Chiedu Ifekandu, 31, a Masters in Development Communication student at the Ahmadu Bello University, Nigeria is concerned about the health challenges associated with migration. According to him, “… About 60-65% of illegal migrants go into sex trade. They are pressured into having sex in exchange for their travel fees or accommodation expenses. And since they are forced into this act, they cannot negotiate safer sex and as such stand the risk of having Sexually Transmitted Infections, STIs.
“Some of them are also pressured into using drugs to keep up with the sexual demands they have to meet. Even when they are sick, they also have to resort to self-medication given their migrant status”

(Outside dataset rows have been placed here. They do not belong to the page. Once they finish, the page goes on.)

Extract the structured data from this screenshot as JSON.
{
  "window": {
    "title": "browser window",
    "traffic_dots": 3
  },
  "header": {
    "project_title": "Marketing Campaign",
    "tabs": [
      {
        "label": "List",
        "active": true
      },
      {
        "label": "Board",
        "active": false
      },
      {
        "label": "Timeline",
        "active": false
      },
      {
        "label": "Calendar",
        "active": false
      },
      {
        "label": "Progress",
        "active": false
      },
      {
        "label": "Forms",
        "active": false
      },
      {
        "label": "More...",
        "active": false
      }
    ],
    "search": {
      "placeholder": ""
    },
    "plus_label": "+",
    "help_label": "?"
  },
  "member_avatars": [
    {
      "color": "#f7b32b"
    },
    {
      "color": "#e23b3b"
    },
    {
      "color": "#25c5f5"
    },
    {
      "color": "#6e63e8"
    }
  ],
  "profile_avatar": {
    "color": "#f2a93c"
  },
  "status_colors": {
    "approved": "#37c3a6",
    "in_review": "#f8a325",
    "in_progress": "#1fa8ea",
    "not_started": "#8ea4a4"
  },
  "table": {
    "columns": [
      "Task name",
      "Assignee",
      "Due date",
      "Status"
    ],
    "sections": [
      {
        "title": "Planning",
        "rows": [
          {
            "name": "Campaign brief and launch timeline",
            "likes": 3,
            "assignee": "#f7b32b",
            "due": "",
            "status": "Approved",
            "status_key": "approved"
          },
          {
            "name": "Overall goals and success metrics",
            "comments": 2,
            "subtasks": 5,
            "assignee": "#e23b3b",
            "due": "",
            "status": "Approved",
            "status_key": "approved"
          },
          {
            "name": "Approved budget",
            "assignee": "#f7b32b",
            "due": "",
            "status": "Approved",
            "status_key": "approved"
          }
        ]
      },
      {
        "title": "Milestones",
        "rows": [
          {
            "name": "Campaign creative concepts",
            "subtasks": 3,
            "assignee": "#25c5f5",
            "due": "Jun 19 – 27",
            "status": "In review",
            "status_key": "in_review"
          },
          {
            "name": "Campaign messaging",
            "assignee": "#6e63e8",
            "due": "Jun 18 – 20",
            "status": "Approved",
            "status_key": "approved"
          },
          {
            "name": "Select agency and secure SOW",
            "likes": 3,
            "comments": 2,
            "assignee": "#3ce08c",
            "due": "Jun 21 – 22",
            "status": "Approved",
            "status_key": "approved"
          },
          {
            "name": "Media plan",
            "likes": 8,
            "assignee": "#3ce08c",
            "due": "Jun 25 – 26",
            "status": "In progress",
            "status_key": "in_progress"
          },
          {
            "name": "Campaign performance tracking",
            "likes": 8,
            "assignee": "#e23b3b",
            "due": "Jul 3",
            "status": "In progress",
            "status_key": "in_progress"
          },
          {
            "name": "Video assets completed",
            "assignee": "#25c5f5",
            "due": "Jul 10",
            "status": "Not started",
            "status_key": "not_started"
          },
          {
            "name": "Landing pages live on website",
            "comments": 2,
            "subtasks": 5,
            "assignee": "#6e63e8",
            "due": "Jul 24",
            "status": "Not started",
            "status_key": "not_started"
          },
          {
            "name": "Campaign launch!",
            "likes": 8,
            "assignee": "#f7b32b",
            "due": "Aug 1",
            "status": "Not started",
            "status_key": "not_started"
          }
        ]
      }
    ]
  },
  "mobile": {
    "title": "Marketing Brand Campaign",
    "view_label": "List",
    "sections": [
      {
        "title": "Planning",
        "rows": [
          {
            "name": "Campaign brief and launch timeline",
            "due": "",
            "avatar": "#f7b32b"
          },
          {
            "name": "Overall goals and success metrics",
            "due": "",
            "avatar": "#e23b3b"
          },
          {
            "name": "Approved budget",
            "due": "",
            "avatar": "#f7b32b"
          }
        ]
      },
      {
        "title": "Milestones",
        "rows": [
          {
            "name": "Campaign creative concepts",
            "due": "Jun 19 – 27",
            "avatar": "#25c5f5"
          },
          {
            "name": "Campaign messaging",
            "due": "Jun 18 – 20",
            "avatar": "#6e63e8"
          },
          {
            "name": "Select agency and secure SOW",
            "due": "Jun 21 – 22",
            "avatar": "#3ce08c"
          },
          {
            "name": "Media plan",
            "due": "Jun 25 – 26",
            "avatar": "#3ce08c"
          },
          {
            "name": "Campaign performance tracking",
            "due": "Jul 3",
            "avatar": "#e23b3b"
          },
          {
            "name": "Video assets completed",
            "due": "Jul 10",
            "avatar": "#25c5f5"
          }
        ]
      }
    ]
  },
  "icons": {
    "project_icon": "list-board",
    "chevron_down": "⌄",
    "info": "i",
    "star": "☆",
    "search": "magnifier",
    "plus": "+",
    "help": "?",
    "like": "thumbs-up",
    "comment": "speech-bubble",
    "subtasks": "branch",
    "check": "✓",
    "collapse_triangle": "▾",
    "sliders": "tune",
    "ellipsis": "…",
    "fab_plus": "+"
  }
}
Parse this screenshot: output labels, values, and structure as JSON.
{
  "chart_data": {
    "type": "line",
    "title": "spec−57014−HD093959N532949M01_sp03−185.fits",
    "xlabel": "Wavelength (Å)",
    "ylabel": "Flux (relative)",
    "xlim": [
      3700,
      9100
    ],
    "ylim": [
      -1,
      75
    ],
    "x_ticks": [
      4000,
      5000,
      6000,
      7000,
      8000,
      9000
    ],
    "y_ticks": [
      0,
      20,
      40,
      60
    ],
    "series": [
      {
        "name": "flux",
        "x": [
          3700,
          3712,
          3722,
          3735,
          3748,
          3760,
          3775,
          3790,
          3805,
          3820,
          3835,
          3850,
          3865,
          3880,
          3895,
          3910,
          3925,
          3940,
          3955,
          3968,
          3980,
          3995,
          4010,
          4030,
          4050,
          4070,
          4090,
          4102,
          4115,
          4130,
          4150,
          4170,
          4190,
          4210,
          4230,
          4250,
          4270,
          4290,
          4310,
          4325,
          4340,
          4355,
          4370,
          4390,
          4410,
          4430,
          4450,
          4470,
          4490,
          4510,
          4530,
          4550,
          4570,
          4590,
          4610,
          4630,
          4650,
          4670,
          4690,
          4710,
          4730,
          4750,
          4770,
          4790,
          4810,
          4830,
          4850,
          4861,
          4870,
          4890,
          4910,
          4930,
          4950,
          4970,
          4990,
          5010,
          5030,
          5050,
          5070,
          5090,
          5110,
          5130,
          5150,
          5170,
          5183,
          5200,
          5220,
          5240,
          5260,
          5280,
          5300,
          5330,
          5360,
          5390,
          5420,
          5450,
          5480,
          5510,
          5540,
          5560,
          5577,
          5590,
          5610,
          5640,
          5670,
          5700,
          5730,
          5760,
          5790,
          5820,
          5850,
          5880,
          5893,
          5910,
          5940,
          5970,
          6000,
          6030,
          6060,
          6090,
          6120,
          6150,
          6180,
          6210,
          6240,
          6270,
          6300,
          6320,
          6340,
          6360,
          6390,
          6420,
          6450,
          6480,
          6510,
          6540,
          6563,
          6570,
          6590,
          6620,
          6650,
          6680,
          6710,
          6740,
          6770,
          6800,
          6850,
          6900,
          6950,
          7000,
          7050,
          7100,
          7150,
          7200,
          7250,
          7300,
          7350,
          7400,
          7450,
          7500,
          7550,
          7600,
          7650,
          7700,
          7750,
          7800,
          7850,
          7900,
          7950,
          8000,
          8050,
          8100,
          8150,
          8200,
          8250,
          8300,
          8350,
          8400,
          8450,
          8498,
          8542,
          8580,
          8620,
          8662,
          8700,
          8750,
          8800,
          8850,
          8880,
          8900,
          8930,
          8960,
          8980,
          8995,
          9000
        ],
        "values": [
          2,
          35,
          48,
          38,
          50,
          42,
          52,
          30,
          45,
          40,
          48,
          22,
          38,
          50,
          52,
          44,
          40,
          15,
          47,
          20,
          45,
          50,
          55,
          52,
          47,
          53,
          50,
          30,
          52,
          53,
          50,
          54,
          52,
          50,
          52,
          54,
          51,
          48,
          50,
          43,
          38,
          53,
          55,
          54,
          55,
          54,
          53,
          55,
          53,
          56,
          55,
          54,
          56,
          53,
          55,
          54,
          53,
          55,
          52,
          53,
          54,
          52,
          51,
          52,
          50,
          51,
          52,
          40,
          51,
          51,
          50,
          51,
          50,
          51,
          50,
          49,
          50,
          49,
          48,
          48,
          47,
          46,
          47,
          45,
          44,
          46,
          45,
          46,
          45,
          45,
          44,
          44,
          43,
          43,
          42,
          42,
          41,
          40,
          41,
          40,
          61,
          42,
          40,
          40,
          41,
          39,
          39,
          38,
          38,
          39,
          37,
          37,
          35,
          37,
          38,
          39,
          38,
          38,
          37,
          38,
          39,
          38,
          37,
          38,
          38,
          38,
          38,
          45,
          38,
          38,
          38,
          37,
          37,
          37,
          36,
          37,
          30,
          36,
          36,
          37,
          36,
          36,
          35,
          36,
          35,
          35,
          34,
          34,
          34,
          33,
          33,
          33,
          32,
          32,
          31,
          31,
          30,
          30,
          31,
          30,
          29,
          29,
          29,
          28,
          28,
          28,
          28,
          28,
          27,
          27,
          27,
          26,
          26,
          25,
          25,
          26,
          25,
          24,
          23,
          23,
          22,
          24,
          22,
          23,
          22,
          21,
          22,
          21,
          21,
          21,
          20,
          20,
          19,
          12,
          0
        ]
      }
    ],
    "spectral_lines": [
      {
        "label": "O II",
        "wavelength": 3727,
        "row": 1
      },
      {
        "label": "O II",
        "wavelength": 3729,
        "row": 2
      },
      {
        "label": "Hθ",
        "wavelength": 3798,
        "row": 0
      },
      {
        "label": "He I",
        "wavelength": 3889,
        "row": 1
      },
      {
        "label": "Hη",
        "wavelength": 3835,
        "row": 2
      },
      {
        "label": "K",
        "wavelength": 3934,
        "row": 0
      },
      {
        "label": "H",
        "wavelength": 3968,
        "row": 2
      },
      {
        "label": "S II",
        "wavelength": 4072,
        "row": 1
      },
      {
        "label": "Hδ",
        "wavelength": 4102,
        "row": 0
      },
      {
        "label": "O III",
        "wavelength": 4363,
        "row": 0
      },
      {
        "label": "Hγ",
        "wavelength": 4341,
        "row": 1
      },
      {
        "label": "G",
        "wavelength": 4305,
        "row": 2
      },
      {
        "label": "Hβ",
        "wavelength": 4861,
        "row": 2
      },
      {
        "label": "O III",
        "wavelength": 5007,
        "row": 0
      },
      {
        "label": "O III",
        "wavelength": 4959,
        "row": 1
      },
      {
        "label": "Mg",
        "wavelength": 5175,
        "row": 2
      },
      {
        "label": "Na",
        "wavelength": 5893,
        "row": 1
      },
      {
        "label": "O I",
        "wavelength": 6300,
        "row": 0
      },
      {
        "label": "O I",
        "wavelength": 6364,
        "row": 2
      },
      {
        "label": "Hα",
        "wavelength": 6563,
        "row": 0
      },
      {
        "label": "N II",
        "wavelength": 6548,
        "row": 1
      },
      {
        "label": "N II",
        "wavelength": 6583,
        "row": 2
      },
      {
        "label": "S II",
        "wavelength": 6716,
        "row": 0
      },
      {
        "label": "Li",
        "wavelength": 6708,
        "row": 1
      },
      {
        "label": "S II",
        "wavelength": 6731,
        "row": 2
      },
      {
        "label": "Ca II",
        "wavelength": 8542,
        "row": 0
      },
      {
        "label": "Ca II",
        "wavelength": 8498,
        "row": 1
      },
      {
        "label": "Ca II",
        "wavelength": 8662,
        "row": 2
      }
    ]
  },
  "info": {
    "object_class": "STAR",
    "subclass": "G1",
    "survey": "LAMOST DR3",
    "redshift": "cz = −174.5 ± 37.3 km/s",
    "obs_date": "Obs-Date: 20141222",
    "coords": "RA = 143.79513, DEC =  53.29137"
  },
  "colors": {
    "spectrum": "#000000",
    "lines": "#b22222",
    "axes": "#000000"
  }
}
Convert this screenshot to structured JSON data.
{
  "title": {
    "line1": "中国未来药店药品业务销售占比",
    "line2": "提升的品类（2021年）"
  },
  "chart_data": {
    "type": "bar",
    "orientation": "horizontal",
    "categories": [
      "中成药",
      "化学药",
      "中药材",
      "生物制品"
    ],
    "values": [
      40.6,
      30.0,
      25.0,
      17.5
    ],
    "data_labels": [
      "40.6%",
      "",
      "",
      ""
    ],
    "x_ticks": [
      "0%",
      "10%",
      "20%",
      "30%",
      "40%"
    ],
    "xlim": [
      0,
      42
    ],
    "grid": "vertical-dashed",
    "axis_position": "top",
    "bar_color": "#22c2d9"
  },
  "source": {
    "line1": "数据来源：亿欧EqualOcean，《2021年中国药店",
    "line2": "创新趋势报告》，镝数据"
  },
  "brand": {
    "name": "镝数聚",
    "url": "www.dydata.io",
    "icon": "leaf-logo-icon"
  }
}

Legal migration also has its own challenges. “The health insurance policies are of concern here. Most western nations prohibit sales of drugs over the counter without a doctor’s prescription, unlike in Nigeria where you just walk into a pharmacy to purchase any drug. The culture shock that this knowledge brings may leave a migrant stranded on health basis and self medication may not apply”, Chiedu explains.
The African Youth Charter recognizes people between the age of 15 and 35 as young people or youth. They are the world’s famous migrants. The energy that comes with being young is huge. There are dreams, there are aspirations and there are hopes for a better tomorrow. With global economic recession, there would possibly be substantial migration back to Africa especially as economic empowerment opportunities and employment gets thin in most western nations. Given that migration is majorly induced by the low standard of living in the migrant countries, African nations owe it to their youth population to provide a country where education quality is high, health care service is in tandem with best practice and other indices of development afford young people a modest shot at living with their own consent and participation.
Retrospectively, Jacob continues to ask, “could it just be that our we have allowed the song of unemployment and ‘lack of opportunities’ to derail our appreciation of what we have already such that it is the need for the policy to invest in our talents and capacities to influence our own environment which is the call for last resort?”